Le Domaine perdu à Meyrals, espace dédié à l'art contemporain, accueille les oeuvres de Fabrice Thomasseau et simultanément dans la petite galerie une exposition de Heinz Jahn.

Les travaux de Fabrice Thomasseau interrogent notre rapport au territoire dans ses multiples dimensions : géographique, humaine, sociale mais aussi mémorielle et poétique. Ses images, aussi bien captées au travers de photographies, de gravures ou de peintures qui entrent en dialogue les unes avec les autres, créent un terrain de confrontations et d’associations.

Il expérimente des rapprochements ou des écarts montrant simultanément des objets et des vues de lieux chargés d’une mémoire collective. Sa pratique artistique traversée par les constats de l’anthropologue Marc Augé (Non-lieux, Le temps des ruines, Les nouvelles peurs...) laisse apparaitre un état des choses empreint d’intranquillité et de solitude.
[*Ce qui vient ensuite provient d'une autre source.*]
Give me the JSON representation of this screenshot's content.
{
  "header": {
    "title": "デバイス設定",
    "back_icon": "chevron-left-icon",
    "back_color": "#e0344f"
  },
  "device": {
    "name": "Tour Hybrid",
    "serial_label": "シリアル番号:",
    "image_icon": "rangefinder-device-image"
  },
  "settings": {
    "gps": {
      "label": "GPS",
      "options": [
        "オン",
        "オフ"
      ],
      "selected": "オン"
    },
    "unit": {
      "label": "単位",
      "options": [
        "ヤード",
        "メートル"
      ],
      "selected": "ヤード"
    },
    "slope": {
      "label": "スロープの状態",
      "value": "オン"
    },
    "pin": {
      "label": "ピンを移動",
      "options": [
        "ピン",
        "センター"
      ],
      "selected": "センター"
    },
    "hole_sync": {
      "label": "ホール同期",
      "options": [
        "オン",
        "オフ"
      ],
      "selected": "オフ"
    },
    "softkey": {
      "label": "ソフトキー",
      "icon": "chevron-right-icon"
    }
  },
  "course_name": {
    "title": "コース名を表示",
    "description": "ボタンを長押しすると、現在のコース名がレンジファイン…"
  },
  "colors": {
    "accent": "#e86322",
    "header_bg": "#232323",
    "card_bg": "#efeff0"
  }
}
Paysages suburbains, architectures postindustrielles et objets abandonnés sont autant de vanités contemporaines qui nous renvoient aux mutations de notre époque comme à notre propre vulnérabilité.
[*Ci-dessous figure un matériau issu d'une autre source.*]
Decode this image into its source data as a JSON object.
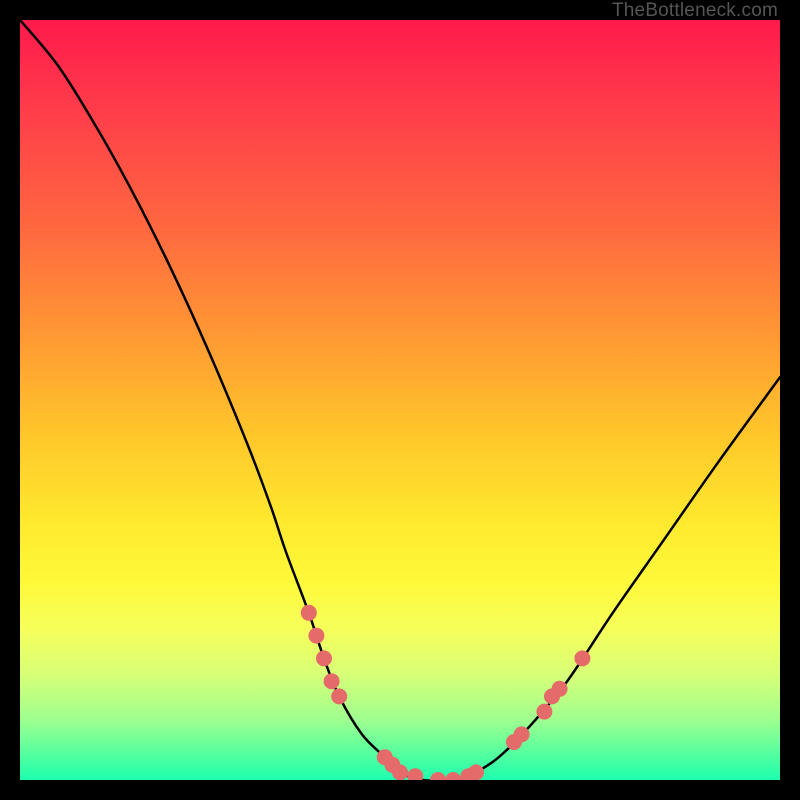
{
  "watermark": "TheBottleneck.com",
  "chart_data": {
    "type": "line",
    "title": "",
    "xlabel": "",
    "ylabel": "",
    "xlim": [
      0,
      100
    ],
    "ylim": [
      0,
      100
    ],
    "series": [
      {
        "name": "bottleneck-curve",
        "x": [
          0,
          5,
          10,
          15,
          20,
          25,
          30,
          33,
          35,
          38,
          40,
          42,
          45,
          48,
          50,
          53,
          55,
          58,
          60,
          63,
          67,
          72,
          78,
          85,
          92,
          100
        ],
        "y": [
          100,
          94,
          86,
          77,
          67,
          56,
          44,
          36,
          30,
          22,
          16,
          11,
          6,
          3,
          1,
          0,
          0,
          0,
          1,
          3,
          7,
          13,
          22,
          32,
          42,
          53
        ]
      }
    ],
    "markers": {
      "name": "highlight-dots",
      "color": "#e56a6a",
      "points": [
        {
          "x": 38,
          "y": 22
        },
        {
          "x": 39,
          "y": 19
        },
        {
          "x": 40,
          "y": 16
        },
        {
          "x": 41,
          "y": 13
        },
        {
          "x": 42,
          "y": 11
        },
        {
          "x": 48,
          "y": 3
        },
        {
          "x": 49,
          "y": 2
        },
        {
          "x": 50,
          "y": 1
        },
        {
          "x": 52,
          "y": 0.5
        },
        {
          "x": 55,
          "y": 0
        },
        {
          "x": 57,
          "y": 0
        },
        {
          "x": 59,
          "y": 0.5
        },
        {
          "x": 60,
          "y": 1
        },
        {
          "x": 65,
          "y": 5
        },
        {
          "x": 66,
          "y": 6
        },
        {
          "x": 69,
          "y": 9
        },
        {
          "x": 70,
          "y": 11
        },
        {
          "x": 71,
          "y": 12
        },
        {
          "x": 74,
          "y": 16
        }
      ]
    }
  }
}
L’exposition présentée cet automne au Domaine perdu mettra en résonance l’ensemble des supports et techniques utilisés par l’artiste. Plusieurs œuvres auront été travaillées au cours de résidences effectuées à Meyrals (la première s’est tenue pendant les vacances scolaires de novembre 2019). Quant aux sujets, ils ont été « glanés » dans leur grande majorité en Belgique, où Fabrice Thomasseau vit depuis 2013, et en Nouvelle Aquitaine, notamment en Sarladais.
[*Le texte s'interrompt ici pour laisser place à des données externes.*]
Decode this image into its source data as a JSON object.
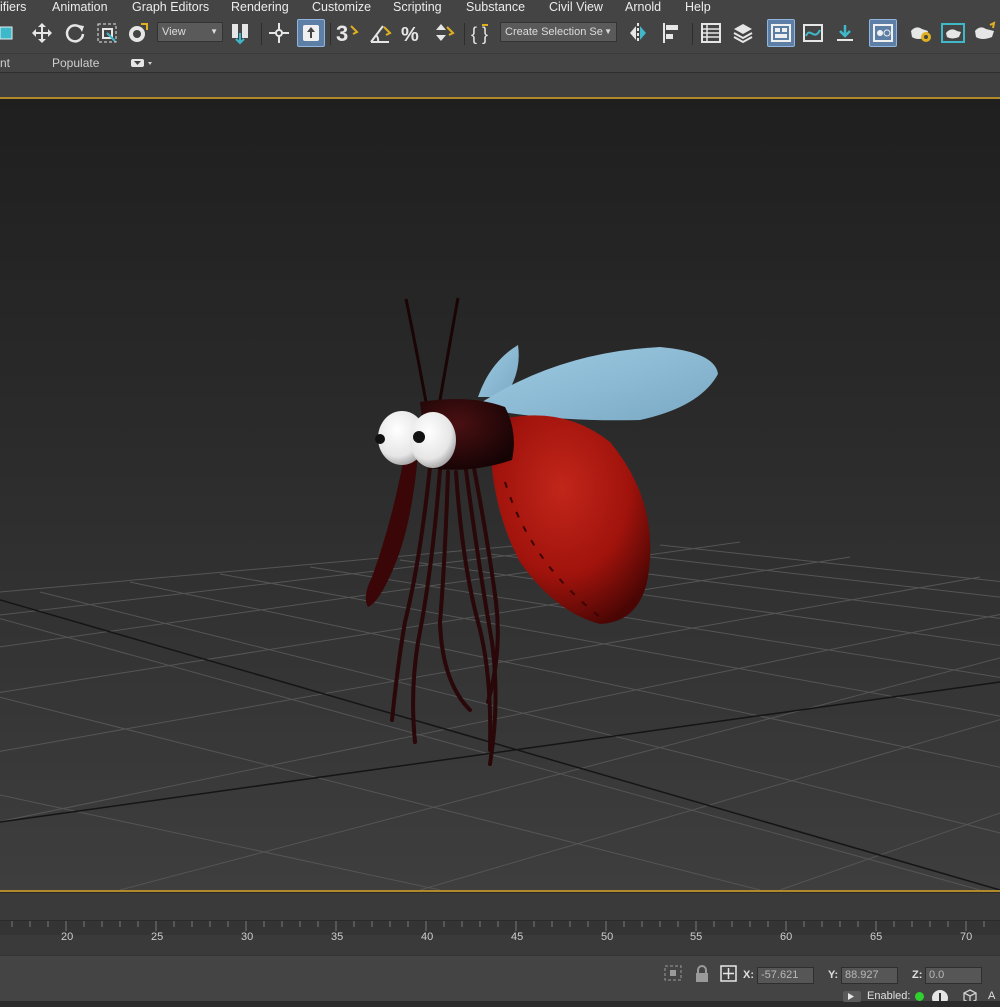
{
  "menu": {
    "items": [
      "ifiers",
      "Animation",
      "Graph Editors",
      "Rendering",
      "Customize",
      "Scripting",
      "Substance",
      "Civil View",
      "Arnold",
      "Help"
    ]
  },
  "toolbar": {
    "view_dropdown": "View",
    "selection_set_dropdown": "Create Selection Se",
    "icons": [
      "select-icon",
      "move-icon",
      "rotate-icon",
      "scale-icon",
      "placement-icon",
      "pivot-icon",
      "transform-icon",
      "manipulate-icon",
      "snap-3d-icon",
      "angle-snap-icon",
      "percent-snap-icon",
      "spinner-snap-icon",
      "edit-selection-set-icon",
      "mirror-icon",
      "align-icon",
      "scene-explorer-icon",
      "layer-explorer-icon",
      "ribbon-toggle-icon",
      "curve-editor-icon",
      "schematic-view-icon",
      "material-editor-icon",
      "render-setup-icon",
      "render-frame-icon",
      "render-icon"
    ]
  },
  "ribbon": {
    "left_text": "nt",
    "populate_label": "Populate"
  },
  "timeline": {
    "ticks": [
      "20",
      "25",
      "30",
      "35",
      "40",
      "45",
      "50",
      "55",
      "60",
      "65",
      "70"
    ]
  },
  "status": {
    "x_label": "X:",
    "x_value": "-57.621",
    "y_label": "Y:",
    "y_value": "88.927",
    "z_label": "Z:",
    "z_value": "0.0",
    "enabled_label": "Enabled:",
    "trailing_text": "A"
  },
  "colors": {
    "accent": "#5d7fa6",
    "viewport_border": "#b08a2a",
    "body_red": "#a0130c",
    "wing_blue": "#8ab8d4",
    "enabled_green": "#2fd12f"
  }
}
Exposition "Rebuts" de Fabrice Thomasseau
Exposition "Recent works" de Heinz Jahn
du 26 septembre au 1er novembre

Galerie du Domaine perdu - MEYRALS
vernissage commun samedi 26 septembre à 17h
Renseignements : 06 83 50 01 11 (Domaine perdu)
Entrée libre du mardi au dimanche de 10h30 à 12h30 et de 14h30 à 18h

 

Exposition "Recent works" de Heinz Jahn
dans la petite galerie du Domaine perdu

Fabriquées de façon artisanale, à base de matériaux rudimentaires et de formes simplifiées à l’extrême, les œuvres de Heinz Jahn s’inscrivent dans le lointain sillage de l’Arte Povera. Un art du « modeste » qui échappe à l’austérité du genre grâce à un sens inné du jeu et un humour de tous les instants. Heinz Jahn célèbre la légèreté ; ses objets qui paraissent souvent fragiles, ficelles ou brindilles peintes, sont empreintes de grâce et de poésie. Tout comme ses aquarelles et ses gouaches qui ne sont pas sans rappeler dans l’esprit les délicieuses miniatures de Julius Bissier et où il parvient à une réduction presque totale des éléments picturaux, seules apparaissant quelques taches de couleur pure rehaussées de tracés succincts.